BREAKING DOWN Prepaid Expense

Due to the nature of certain goods and services, there must be prepaid expenses. For example, insurance is a prepaid expense because the purpose of purchasing insurance is to buy proactive protection in case something unfortunate happens. Clearly, no insurance company would sell insurance that covers the occurrence of an unfortunate event after the fact, so insurance expenses must be prepaid.

An example of expensing prepaid expenses would be a company that had an annual insurance expense of $1,200. As each month elapses, $100 of prepaid insurance would be expensed to the income statement until the account is empty at year's end.

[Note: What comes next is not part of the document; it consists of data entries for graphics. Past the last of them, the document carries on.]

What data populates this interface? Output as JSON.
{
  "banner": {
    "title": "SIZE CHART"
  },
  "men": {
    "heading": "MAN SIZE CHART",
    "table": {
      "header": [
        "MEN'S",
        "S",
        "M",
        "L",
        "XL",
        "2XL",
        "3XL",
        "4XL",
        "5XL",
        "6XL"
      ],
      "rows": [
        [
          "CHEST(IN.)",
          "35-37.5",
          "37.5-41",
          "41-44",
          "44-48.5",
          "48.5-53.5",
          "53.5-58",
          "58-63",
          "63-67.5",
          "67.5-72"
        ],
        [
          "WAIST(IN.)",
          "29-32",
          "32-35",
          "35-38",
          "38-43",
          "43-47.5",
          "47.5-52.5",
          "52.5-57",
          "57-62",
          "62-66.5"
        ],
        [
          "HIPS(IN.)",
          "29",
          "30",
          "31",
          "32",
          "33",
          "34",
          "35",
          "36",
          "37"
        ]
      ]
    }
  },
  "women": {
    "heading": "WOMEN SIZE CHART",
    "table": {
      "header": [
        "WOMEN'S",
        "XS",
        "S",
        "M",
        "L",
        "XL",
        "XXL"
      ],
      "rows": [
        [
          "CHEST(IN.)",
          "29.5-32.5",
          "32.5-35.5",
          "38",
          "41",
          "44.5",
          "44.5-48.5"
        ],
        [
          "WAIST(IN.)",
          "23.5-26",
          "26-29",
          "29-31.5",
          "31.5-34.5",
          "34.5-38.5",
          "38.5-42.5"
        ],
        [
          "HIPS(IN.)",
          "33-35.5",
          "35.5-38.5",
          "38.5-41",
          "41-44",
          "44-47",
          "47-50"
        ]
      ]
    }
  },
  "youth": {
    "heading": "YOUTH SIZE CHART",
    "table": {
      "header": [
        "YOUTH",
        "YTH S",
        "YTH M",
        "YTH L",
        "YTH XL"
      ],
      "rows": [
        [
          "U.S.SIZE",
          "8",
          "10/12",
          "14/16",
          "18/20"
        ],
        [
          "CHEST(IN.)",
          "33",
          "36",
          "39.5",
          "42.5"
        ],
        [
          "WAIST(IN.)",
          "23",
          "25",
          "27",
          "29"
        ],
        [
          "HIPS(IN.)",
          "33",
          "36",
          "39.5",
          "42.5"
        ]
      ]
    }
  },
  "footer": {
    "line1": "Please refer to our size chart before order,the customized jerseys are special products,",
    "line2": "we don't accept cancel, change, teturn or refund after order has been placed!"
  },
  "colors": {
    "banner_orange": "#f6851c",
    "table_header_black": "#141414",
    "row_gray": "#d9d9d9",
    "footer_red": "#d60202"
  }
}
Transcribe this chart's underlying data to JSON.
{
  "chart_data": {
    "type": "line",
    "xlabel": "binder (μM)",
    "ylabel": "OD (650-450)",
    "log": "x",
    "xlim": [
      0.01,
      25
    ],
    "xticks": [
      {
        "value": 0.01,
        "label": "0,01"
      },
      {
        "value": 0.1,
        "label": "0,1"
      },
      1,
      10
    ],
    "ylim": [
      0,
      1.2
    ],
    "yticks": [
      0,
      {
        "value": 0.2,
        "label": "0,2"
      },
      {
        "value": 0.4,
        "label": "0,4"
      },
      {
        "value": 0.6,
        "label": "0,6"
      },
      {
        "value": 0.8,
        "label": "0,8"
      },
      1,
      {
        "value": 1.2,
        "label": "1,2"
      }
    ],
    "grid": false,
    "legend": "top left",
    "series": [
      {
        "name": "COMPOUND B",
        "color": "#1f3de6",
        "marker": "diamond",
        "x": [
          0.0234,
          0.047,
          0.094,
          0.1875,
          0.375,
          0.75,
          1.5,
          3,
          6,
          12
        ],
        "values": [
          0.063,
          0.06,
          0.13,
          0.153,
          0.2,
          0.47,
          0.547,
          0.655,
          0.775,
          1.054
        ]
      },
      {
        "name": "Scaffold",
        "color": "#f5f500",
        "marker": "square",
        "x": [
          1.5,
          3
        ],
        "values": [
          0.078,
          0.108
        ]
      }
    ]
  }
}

Recording Prepaid Expenses

Companies make prepayments for goods or services such as equipment or insurance coverage that provide continual benefits over time. Goods or services of this nature cannot be expensed immediately and entirely as a cost to revenue on the income statement in one single accounting period. Instead, they must be recorded as assets on the balance sheet at the time of their purchases before being used or consumed. To record a prepayment, companies debit the equipment or insurance policy account, and credit the cash account, assuming no trade credit — an agreement in which a customer can purchase goods on account (without paying cash), paying the supplier at a later date — is used. This effectively increases the amount in the prepaid-expense asset account and reduces the cash balance.

Adjusting Entries

Journal entries used to record the recognition of expenses related to prior prepayments are called adjusting entries, which do not record new business transactions, but adjust certain previously recorded transactions. Adjusting entries for prepaid expenses are necessary to ensure that expenses are recognized in the period in which they are incurred. To record the adjusting entries for a prepayment at the end of an accounting period, companies debit the related, actual expense account to denote the expense recognition, and credit the asset account of the prepaid expense to reduce its outstanding balance. This process repeats until the prepaid expense is fully expensed over time.